Tom’s battalion, the 10th Battalion, Royal Irish Rifles (South Belfast Volunteers) were part of the disastrous assault that marked the first day of the Battle of the Somme on 1st July 1916.

On 3rd July 1916, Tom was allowed to send a Field Service Post Card, one where soldiers simply deleted as applicable and were allowed to simply sign and date the card.

The battle was such that Tom was allowed to send a second similar card on 6th July 1916, just three days later.

In July 1917 Tom sends a Field service Post Card (presumably from the Messines area after the Irish Divisions had fought alongside each other in the battle there the previous month). In the intervening twelve months he must have returned to Ireland on leave, for when he writes from the Front it is no longer to Miss Nora Morrison.















On 7th September 1917, Tom was in England. He sends Nora a picture postcard of the interior of Wells Cathedral in Somerset with the greeting, “Very pretty isn’t it? Am keeping as fit as a fiddle.

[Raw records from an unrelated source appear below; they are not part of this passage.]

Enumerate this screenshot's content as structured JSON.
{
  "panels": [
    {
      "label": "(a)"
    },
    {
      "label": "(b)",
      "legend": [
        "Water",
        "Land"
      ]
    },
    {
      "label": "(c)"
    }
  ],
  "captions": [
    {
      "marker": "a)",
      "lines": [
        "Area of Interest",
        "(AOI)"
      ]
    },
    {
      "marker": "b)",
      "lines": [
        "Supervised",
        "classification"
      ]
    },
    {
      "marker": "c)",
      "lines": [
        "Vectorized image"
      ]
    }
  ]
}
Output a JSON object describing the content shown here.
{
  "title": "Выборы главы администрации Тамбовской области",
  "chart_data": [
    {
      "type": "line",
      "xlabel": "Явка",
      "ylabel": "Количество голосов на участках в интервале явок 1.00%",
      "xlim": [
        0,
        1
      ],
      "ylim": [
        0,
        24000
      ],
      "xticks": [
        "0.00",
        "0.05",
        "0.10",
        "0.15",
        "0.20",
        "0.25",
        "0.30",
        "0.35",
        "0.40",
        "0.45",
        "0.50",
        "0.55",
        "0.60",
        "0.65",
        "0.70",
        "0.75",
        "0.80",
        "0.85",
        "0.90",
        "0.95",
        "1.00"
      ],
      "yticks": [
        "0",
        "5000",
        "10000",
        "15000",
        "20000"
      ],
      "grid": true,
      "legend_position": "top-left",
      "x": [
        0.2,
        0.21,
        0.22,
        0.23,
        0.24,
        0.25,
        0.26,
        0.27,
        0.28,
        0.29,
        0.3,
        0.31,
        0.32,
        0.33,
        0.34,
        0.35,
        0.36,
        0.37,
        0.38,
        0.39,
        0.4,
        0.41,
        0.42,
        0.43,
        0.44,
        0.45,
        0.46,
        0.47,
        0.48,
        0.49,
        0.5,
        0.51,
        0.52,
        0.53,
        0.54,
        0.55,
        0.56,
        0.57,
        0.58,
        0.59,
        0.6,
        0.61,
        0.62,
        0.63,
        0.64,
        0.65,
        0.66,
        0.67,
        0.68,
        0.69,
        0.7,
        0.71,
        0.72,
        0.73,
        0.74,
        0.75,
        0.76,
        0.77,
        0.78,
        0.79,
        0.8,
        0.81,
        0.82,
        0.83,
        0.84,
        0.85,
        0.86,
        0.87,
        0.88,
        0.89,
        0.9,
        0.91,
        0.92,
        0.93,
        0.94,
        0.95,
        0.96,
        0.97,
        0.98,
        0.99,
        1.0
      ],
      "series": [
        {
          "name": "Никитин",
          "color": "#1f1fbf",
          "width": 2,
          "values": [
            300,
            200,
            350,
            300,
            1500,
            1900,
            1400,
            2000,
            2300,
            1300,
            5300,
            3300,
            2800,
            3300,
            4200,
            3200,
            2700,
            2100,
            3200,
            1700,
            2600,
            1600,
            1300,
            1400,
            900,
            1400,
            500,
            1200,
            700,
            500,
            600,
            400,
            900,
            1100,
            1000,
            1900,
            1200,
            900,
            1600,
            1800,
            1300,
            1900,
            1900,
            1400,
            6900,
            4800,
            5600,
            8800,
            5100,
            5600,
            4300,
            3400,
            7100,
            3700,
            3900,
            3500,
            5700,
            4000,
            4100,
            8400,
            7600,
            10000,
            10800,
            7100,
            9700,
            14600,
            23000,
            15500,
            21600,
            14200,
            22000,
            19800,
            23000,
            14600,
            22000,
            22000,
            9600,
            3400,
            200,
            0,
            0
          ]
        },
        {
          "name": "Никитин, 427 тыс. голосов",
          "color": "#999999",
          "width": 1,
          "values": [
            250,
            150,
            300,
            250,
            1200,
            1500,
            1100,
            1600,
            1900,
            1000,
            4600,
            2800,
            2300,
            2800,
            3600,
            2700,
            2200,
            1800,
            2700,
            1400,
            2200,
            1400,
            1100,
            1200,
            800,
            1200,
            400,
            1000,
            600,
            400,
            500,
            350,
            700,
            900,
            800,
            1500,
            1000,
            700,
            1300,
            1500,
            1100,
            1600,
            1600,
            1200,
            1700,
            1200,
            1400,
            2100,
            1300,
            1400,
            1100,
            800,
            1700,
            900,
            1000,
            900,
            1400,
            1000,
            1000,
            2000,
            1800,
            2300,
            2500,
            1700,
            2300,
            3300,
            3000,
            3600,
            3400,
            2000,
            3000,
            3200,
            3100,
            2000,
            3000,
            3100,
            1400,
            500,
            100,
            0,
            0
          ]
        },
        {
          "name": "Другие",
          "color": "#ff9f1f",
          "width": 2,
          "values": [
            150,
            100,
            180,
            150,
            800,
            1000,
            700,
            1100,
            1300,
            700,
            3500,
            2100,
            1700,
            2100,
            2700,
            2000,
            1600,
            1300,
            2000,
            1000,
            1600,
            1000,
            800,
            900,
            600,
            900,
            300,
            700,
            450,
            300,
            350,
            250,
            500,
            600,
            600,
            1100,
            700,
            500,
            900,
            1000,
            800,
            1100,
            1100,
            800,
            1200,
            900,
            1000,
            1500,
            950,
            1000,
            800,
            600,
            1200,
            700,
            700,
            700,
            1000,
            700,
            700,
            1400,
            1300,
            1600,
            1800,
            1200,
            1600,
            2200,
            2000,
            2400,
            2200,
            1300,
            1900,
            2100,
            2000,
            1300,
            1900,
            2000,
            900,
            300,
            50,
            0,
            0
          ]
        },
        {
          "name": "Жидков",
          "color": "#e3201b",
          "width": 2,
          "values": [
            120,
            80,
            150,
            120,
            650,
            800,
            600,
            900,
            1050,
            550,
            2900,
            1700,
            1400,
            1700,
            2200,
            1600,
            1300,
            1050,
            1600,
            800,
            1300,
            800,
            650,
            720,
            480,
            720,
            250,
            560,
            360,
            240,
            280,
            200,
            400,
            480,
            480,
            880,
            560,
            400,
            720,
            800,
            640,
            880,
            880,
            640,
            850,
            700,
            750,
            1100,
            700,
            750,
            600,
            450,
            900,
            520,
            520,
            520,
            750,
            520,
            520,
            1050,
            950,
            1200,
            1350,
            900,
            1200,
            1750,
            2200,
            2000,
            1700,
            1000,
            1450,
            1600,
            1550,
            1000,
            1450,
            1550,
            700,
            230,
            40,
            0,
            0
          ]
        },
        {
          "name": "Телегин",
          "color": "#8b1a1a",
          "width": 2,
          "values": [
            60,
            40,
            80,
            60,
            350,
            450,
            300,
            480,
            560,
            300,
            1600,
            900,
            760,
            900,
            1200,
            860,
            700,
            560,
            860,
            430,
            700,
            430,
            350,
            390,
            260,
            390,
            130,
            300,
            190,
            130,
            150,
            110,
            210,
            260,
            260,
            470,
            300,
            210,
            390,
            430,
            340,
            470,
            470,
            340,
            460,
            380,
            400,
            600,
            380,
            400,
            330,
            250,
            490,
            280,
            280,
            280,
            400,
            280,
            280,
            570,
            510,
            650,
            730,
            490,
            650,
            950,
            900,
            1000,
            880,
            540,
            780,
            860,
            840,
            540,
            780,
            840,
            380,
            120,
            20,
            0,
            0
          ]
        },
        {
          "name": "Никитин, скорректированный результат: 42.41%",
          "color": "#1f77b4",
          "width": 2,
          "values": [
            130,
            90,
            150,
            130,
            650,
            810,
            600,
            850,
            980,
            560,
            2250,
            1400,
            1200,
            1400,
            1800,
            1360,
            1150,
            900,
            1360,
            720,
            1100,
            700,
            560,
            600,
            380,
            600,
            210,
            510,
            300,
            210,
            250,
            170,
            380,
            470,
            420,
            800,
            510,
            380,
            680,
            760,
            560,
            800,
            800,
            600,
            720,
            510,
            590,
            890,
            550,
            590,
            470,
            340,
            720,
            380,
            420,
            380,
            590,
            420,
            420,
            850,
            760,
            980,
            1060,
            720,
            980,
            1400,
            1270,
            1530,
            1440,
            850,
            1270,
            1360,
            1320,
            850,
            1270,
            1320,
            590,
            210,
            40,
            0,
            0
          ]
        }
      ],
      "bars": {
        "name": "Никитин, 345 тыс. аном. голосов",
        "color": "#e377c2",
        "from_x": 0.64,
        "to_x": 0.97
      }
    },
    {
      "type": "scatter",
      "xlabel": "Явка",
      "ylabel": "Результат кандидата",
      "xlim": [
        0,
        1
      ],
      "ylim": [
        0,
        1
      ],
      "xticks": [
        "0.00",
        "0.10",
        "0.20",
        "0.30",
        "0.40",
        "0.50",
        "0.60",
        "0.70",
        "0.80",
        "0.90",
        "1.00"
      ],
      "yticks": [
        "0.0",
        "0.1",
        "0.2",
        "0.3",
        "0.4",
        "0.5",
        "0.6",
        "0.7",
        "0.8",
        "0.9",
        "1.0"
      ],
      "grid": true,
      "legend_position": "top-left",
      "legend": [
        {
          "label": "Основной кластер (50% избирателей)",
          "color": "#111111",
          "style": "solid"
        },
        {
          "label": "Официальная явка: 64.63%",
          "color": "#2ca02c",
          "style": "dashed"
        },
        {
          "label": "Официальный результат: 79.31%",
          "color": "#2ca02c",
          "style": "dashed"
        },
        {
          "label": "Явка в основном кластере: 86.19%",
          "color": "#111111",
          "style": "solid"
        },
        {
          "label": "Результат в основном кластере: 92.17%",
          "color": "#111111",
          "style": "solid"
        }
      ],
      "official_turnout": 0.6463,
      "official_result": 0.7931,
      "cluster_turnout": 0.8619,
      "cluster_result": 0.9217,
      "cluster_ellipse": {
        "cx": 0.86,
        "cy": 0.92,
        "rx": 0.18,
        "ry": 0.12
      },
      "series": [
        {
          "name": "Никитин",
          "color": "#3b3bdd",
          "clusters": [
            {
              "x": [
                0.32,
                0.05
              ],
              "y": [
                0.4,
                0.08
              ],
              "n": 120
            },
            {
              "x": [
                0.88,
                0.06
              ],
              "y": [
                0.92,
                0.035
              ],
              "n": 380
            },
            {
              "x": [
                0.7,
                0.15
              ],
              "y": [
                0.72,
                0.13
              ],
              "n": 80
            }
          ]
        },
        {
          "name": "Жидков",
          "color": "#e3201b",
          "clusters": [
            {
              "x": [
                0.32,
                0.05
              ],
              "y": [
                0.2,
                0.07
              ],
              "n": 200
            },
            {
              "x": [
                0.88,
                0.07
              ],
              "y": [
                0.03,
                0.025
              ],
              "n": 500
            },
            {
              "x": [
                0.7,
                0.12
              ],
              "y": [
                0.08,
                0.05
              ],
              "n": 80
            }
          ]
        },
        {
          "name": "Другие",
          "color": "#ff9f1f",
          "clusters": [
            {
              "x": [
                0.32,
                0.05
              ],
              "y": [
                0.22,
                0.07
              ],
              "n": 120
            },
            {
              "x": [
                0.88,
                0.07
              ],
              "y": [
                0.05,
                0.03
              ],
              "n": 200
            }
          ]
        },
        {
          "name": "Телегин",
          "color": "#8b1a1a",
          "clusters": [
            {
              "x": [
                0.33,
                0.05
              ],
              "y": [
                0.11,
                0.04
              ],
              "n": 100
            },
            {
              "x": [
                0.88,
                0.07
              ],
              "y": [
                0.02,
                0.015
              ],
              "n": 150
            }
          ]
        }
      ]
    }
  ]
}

Love Tom”

Tom’s battalion was disbanded in February 1918, the postcards do not record to which unit Tom was attached, but in the spring of 1918 he is back at the Front, writing Field Service Post Cards to “Mrs T Mahood, 126 Henaham Vale, Queen’s Park, Manchester, England” on 24th March, 30th March and 7th April 1918.

There the postcards end, ninety years ago last Monday -ordinary people living ordinary lives in extraordinary times.

What will be left behind from the current time for people to discover in 2098?

Leave a comment »

  1. Very little I would say, since people seldom put pen to paper nowadays.

  2. I agree Grannymar, all the EMails will have been deleted too.

  3. I love those postcards . . is it a member of your family or just stuff you pick up? I have a couple sent from one of my Great, Great uncles to my Gran during the first world war . . they are hand made and stitched with embroidery from France. He was killed there at 22 years of age so they are indeed treasures.

    I’m an internet junkie so all my correspondence is in email form but I save anything of significance . . I’m a great ‘note writer’ when things go well or I have a gripe and don’t want a fight . . the kids put them on their noticeboards! Nobody could ready my kacky handwriting anyway.

  4. Baino,

    It’s family stuff – Katharine’s great uncle and aunt. I didn’t know Tom, but knew Nora; Katharine was next of kin and I was executor for their daughter Pat who died in November 2006.

    We are hoping to find where Nora’s brother Robert (b. 1876) worked in British Columbia when we go to Canada.

  5. Post cards, especially picture post cards are a window on the past, more so than letters. I have a fair number going back to the 1890s some have writing on some have not.